Department of Radiology, Affiliated Zhongshan Hospital of Dalian University, No. 6 Jiefang St, Zhongshan District, Dalian Liaoning 116001, China.
Department of Radiology, The Second Affiliated Hospital of Chongqing Medical University, Chongqing, China.
AJR Am J Roentgenol. 2019 Sep;213(3):W114-W122. doi: 10.2214/AJR.19.21245. Epub 2019 May 13.
The objective of our study was to investigate the potentials of enhanced dual-source dual-energy CT (DECT) and three-planar measurements for differentiating invasive pulmonary adenocarcinomas (IPAs) from preinvasive lesions appearing as pure ground-glass nodules (pGGNs). Thirty-nine patients with 53 pGGNs who underwent enhanced dual-source DECT were included in this retrospective study. All pGGNs were pathologically confirmed and categorized into two groups: preinvasive lesions or IPAs. The traditional CT features of the pGGNs were evaluated on unenhanced images. Quantitative parameters were measured on iodine-enhanced images of dual-source DECT in three planes, and both intra- and interobserver reproducibility analyses were performed to assess the measurement reproducibility of quantitative parameters. To identify significant factors for differentiating IPAs from preinvasive lesions, we performed logistic regression analysis and ROC curve analysis. For traditional CT features, only lesion size and unenhanced CT attenuation value showed significant differences between preinvasive lesions and IPAs ( < 0.05).

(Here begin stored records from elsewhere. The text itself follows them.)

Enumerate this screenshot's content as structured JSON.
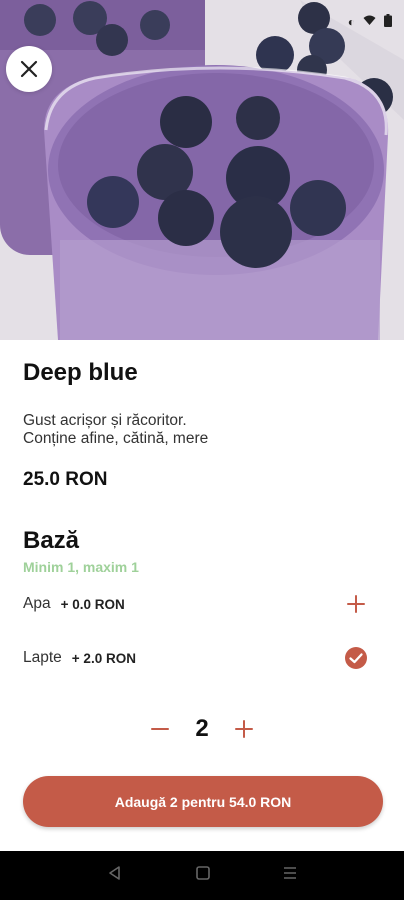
{
  "product": {
    "name": "Deep blue",
    "description_line1": "Gust acrișor și răcoritor.",
    "description_line2": "Conține afine, cătină, mere",
    "price": "25.0 RON"
  },
  "section": {
    "title": "Bază",
    "subtitle": "Minim 1, maxim 1",
    "options": [
      {
        "name": "Apa",
        "price": "+ 0.0 RON",
        "state": "unselected",
        "icon": "plus-icon"
      },
      {
        "name": "Lapte",
        "price": "+ 2.0 RON",
        "state": "selected",
        "icon": "check-circle-icon"
      }
    ]
  },
  "quantity": {
    "value": "2"
  },
  "cta": {
    "label": "Adaugă 2 pentru 54.0 RON"
  },
  "colors": {
    "accent": "#c45b48",
    "subtitle_green": "#9fd19a",
    "smoothie_purple": "#8a6fb0"
  },
  "icons": [
    "close-icon",
    "plus-icon",
    "check-circle-icon",
    "minus-icon",
    "back-icon",
    "home-icon",
    "recents-icon"
  ]
}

Preinvasive lesions and IPAs exhibited significant differences in attenuation on virtual images, so-called "virtual HU" or "VHU," and the modified normalized iodine concentration (NIC) ( < 0.05), and both intra- and interobserver agreement for the quantitative measurements were excellent. Multivariate logistic regression analysis revealed that larger lesion size (adjusted odds ratio [OR], 3.65) and higher modified NIC (adjusted OR, 19.01) were significant differentiators of IPAs from preinvasive lesions ( < 0.05). ROC curve analysis revealed that modified NIC showed excellent performance (AUC, 0.924) and significantly higher performance than lesion size (AUC, 0.711) for differentiating IPAs from preinvasive lesions. In pGGNs, a lesion with a modified NIC value of more than 0.29 can be a very specific discriminator of IPAs from preinvasive lesions, and IPAs can be accurately and reliably differentiated from preinvasive lesions using enhanced dual-source DECT and three-planar measurements.
本研究旨在探讨增强双源双能 CT(DECT)和三平面测量在鉴别表现为纯磨玻璃结节(pGGN)的浸润性肺腺癌(IPA)与浸润前病变方面的潜力。本回顾性研究纳入了 39 例 53 个 pGGN 患者,所有 pGGN 均经病理证实,并分为两组:浸润前病变或 IPA。在未增强图像上评估 pGGN 的传统 CT 特征。在双源 DECT 的碘增强图像上测量定量参数,并进行内部和观察者间的可重复性分析,以评估定量参数的测量可重复性。为了确定区分 IPA 与浸润前病变的显著因素,我们进行了逻辑回归分析和 ROC 曲线分析。对于传统 CT 特征,只有病变大小和未增强 CT 衰减值在浸润前病变和 IPA 之间有显著差异(<0.05)。浸润前病变和 IPA 在虚拟图像上的衰减值,即所谓的“虚拟 HU”或“VHU”,以及改良后的标准化碘浓度(NIC)有显著差异(<0.05),定量测量的内部和观察者间一致性均非常好。多变量逻辑回归分析显示,较大的病变大小(调整后的优势比[OR],3.65)和较高的改良 NIC(调整后的 OR,19.01)是 IPA 与浸润前病变的显著鉴别因素(<0.05)。ROC 曲线分析显示,改良 NIC 表现出优异的性能(AUC,0.924),且明显优于病变大小(AUC,0.711),可用于鉴别 IPA 与浸润前病变。在 pGGN 中,改良 NIC 值大于 0.29 的病变可以非常特异地区分 IPA 与浸润前病变,并且可以使用增强双源 DECT 和三平面测量准确可靠地鉴别 IPA 与浸润前病变。